Busco algún adjetivo para calificar este momento por el que transita Venezuela y la labor se torna fútil. Insostenible. Preocupante. Indignante. Terrible. Caótica. Humillante. Cualquier escogencia nos revela que en ocasiones el lenguaje no basta para describir en toda su crudeza y magnitud la realidad que viven hoy millones de venezolanos, gracias al delirio de esta tragedia en forma de gobierno presidido por Nicolás Maduro.
La “revolución” pretendió decretar el silencio y la complacencia automática con la imposición de un proyecto político corrupto, estatista, autocrático y profundamente excluyente e intolerante. La Constitución es ficción desechada y desechable para ellos. Prohibir las protestas. Prohibir la disidencia. Prohibir tener hambre o enfermarse. Prohibido crear y producir. Pero la realidad es terca, y los indicios que hemos visto hasta ahora de protestas, tensión, saqueos, desesperación y rabia, indican que el malestar social es creciente y potencialmente explosivo.

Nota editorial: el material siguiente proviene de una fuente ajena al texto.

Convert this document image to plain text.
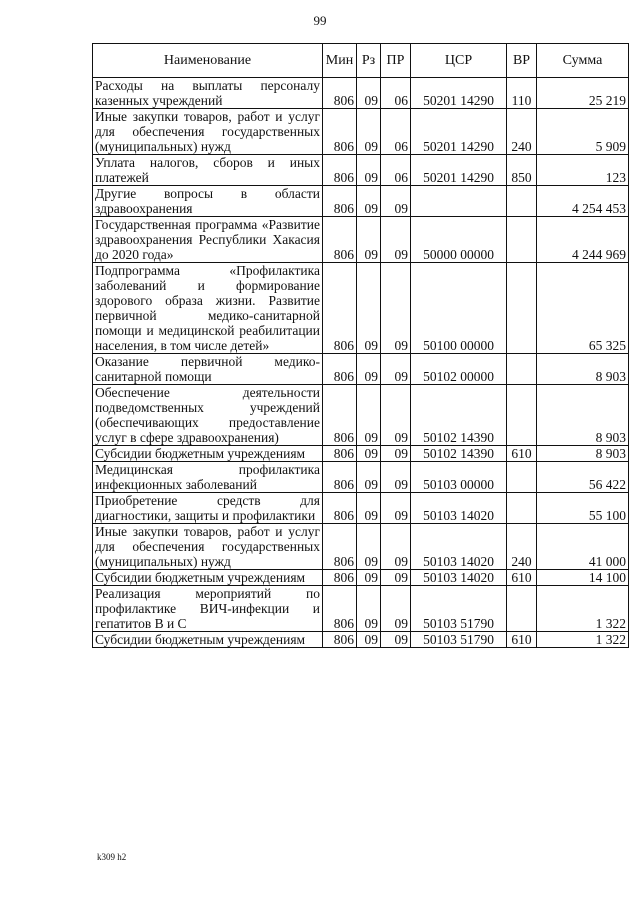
99
Наименование	Мин	Рз	ПР	ЦСР	ВР	Сумма
Расходы на выплаты персоналу казенных учреждений	806	09	06	50201 14290	110	25 219
Иные закупки товаров, работ и услуг для обеспечения государственных (муниципальных) нужд	806	09	06	50201 14290	240	5 909
Уплата налогов, сборов и иных платежей	806	09	06	50201 14290	850	123
Другие вопросы в области здравоохранения	806	09	09			4 254 453
Государственная программа «Развитие здравоохранения Республики Хакасия до 2020 года»	806	09	09	50000 00000		4 244 969
Подпрограмма «Профилактика заболеваний и формирование здорового образа жизни. Развитие первичной медико-санитарной помощи и медицинской реабилитации населения, в том числе детей»	806	09	09	50100 00000		65 325
Оказание первичной медико-санитарной помощи	806	09	09	50102 00000		8 903
Обеспечение деятельности подведомственных учреждений (обеспечивающих предоставление услуг в сфере здравоохранения)	806	09	09	50102 14390		8 903
Субсидии бюджетным учреждениям	806	09	09	50102 14390	610	8 903
Медицинская профилактика инфекционных заболеваний	806	09	09	50103 00000		56 422
Приобретение средств для диагностики, защиты и профилактики	806	09	09	50103 14020		55 100
Иные закупки товаров, работ и услуг для обеспечения государственных (муниципальных) нужд	806	09	09	50103 14020	240	41 000
Субсидии бюджетным учреждениям	806	09	09	50103 14020	610	14 100
Реализация мероприятий по профилактике ВИЧ-инфекции и гепатитов В и С	806	09	09	50103 51790		1 322
Субсидии бюджетным учреждениям	806	09	09	50103 51790	610	1 322
k309 h2
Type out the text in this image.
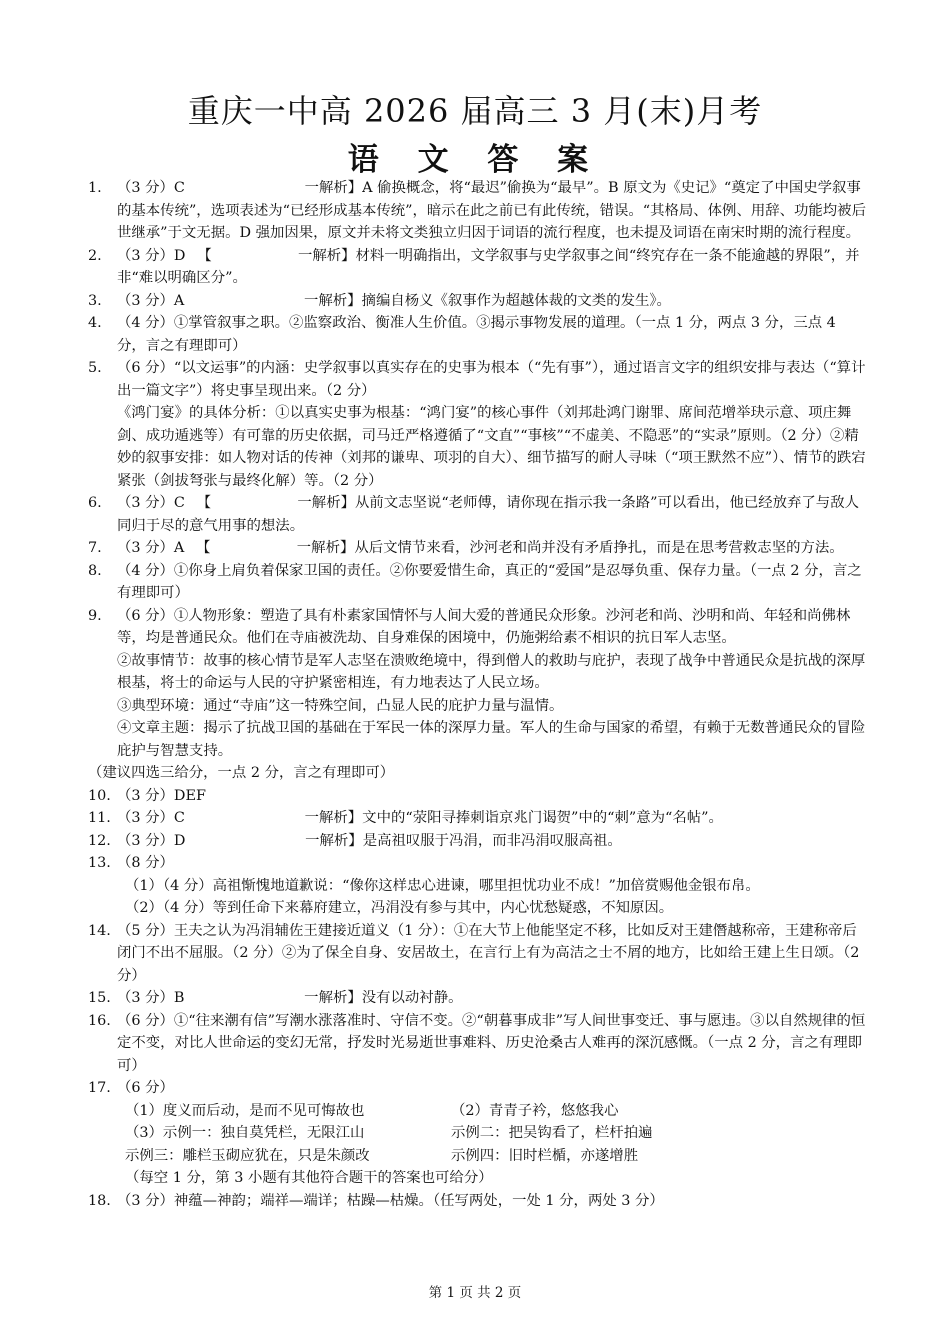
重庆一中高 2026 届高三 3 月(末)月考
语 文 答 案
1. （3 分）C 　　　　　　　　一解析】A 偷换概念，将“最迟”偷换为“最早”。B 原文为《史记》“奠定了中国史学叙事的基本传统”，选项表述为“已经形成基本传统”，暗示在此之前已有此传统，错误。“其格局、体例、用辞、功能均被后世继承”于文无据。D 强加因果，原文并未将文类独立归因于词语的流行程度，也未提及词语在南宋时期的流行程度。
2. （3 分）D 　【　　　　　　一解析】材料一明确指出，文学叙事与史学叙事之间“终究存在一条不能逾越的界限”，并非“难以明确区分”。
3. （3 分）A 　　　　　　　　一解析】摘编自杨义《叙事作为超越体裁的文类的发生》。
4. （4 分）①掌管叙事之职。②监察政治、衡准人生价值。③揭示事物发展的道理。（一点 1 分，两点 3 分，三点 4 分，言之有理即可）
5. （6 分）“以文运事”的内涵：史学叙事以真实存在的史事为根本（“先有事”），通过语言文字的组织安排与表达（“算计出一篇文字”）将史事呈现出来。（2 分）
《鸿门宴》的具体分析：①以真实史事为根基：“鸿门宴”的核心事件（刘邦赴鸿门谢罪、席间范增举玦示意、项庄舞剑、成功遁逃等）有可靠的历史依据，司马迁严格遵循了“文直”“事核”“不虚美、不隐恶”的“实录”原则。（2 分）②精妙的叙事安排：如人物对话的传神（刘邦的谦卑、项羽的自大）、细节描写的耐人寻味（“项王默然不应”）、情节的跌宕紧张（剑拔弩张与最终化解）等。（2 分）
6. （3 分）C 　【　　　　　　一解析】从前文志坚说“老师傅，请你现在指示我一条路”可以看出，他已经放弃了与敌人同归于尽的意气用事的想法。
7. （3 分）A 　【　　　　　　一解析】从后文情节来看，沙河老和尚并没有矛盾挣扎，而是在思考营救志坚的方法。
8. （4 分）①你身上肩负着保家卫国的责任。②你要爱惜生命，真正的“爱国”是忍辱负重、保存力量。（一点 2 分，言之有理即可）
9. （6 分）①人物形象：塑造了具有朴素家国情怀与人间大爱的普通民众形象。沙河老和尚、沙明和尚、年轻和尚佛林等，均是普通民众。他们在寺庙被洗劫、自身难保的困境中，仍施粥给素不相识的抗日军人志坚。
②故事情节：故事的核心情节是军人志坚在溃败绝境中，得到僧人的救助与庇护，表现了战争中普通民众是抗战的深厚根基，将士的命运与人民的守护紧密相连，有力地表达了人民立场。
③典型环境：通过“寺庙”这一特殊空间，凸显人民的庇护力量与温情。
④文章主题：揭示了抗战卫国的基础在于军民一体的深厚力量。军人的生命与国家的希望，有赖于无数普通民众的冒险庇护与智慧支持。
（建议四选三给分，一点 2 分，言之有理即可）
10. （3 分）DEF
11. （3 分）C 　　　　　　　　一解析】文中的“荥阳寻捧刺诣京兆门谒贺”中的“刺”意为“名帖”。
12. （3 分）D 　　　　　　　　一解析】是高祖叹服于冯涓，而非冯涓叹服高祖。
13. （8 分）
（1）（4 分）高祖惭愧地道歉说：“像你这样忠心进谏，哪里担忧功业不成！”加倍赏赐他金银布帛。
（2）（4 分）等到任命下来幕府建立，冯涓没有参与其中，内心忧愁疑惑，不知原因。
14. （5 分）王夫之认为冯涓辅佐王建接近道义（1 分）：①在大节上他能坚定不移，比如反对王建僭越称帝，王建称帝后闭门不出不屈服。（2 分）②为了保全自身、安居故土，在言行上有为高洁之士不屑的地方，比如给王建上生日颂。（2 分）
15. （3 分）B 　　　　　　　　一解析】没有以动衬静。
16. （6 分）①“往来潮有信”写潮水涨落准时、守信不变。②“朝暮事成非”写人间世事变迁、事与愿违。③以自然规律的恒定不变，对比人世命运的变幻无常，抒发时光易逝世事难料、历史沧桑古人难再的深沉感慨。（一点 2 分，言之有理即可）
17. （6 分）
（1）度义而后动，是而不见可悔故也	（2）青青子衿，悠悠我心
（3）示例一：独自莫凭栏，无限江山	示例二：把吴钩看了，栏杆拍遍
示例三：雕栏玉砌应犹在，只是朱颜改	示例四：旧时栏楯，亦遂增胜
（每空 1 分，第 3 小题有其他符合题干的答案也可给分）
18. （3 分）神蕴—神韵；端祥—端详；枯躁—枯燥。（任写两处，一处 1 分，两处 3 分）
第 1 页 共 2 页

Para Maduro, quien protesta por hambre es golpista. Quien lo hace por medicinas es imperialista. Quien exige el cumplimiento de los pasos para realizar el referéndum revocatorio calza con la categoría de traidor a la Patria. El talante autoritario y militar preside el intento por impedir el cambio democrático en Venezuela.
¿Qué hay detrás del empeño de Nicolás Maduro y la boliburguesía militar que le sostiene para inmolarse políticamente, y en el proceso, someter al sufrimiento y empobrecimiento a los venezolanos? Las respuestas son diversas y probablemente numerosas. Deseo de preservar lo saqueado y robado. Mantenimiento del tutelaje cubano. Inmoralidad. Ambición. Defender la impunidad sembrada. Pero hay una hipótesis que pareciera, a mi juicio, adquirir relevancia, al ver las actuaciones y la propaganda oficial. Y es la existencia de una conciencia del mal.
Ningún ideal político puede justificar la muerte de venezolanos por hambre o falta de medicamentos, Ningún cuerpo de doctrinas o ideologías puede defender la existencia de presos políticos, la persecución a la disidencia o las detenciones y encarcelamientos arbitrarios a opositores. Ningún valor partidista que aspire a ser llamado “democrático” puede defender el despido de trabajadores de la Administración Pública por haber firmado y ejercido sus derechos políticos o exigir un referendo revocatorio. Ninguna posición de poder puede llegar a vaciar al alma de su condición humana para aplaudir el sufrimiento y dolor de la gente.
El Estado venezolano no es la actual y grotesca amalgama Gobierno-PSUV-Instituciones-Fuerza Armada, ni tampoco una intolerante pulsión personalista; es una realidad institucional superior que representa y se debe a todos los venezolanos. Y hacia esa dirección debe dirigirse su recuperación y reconstrucción.
Para rescatar al futuro como idea o posibilidad, toda la inconformidad, malestar y cansancio de la población debe canalizarse en un verdadero esfuerzo unitario y convertirse en presión ciudadana y política para lograr el cumplimiento de una letra constitucional que desconoce el Ejecutivo Nacional, para revocar el mandato de Nicolás Maduro. Se revocará así no sólo el hambre, o la corrupción, o el empobrecimiento como aspiración “socialista”. Se revocará también esa conciencia del mal.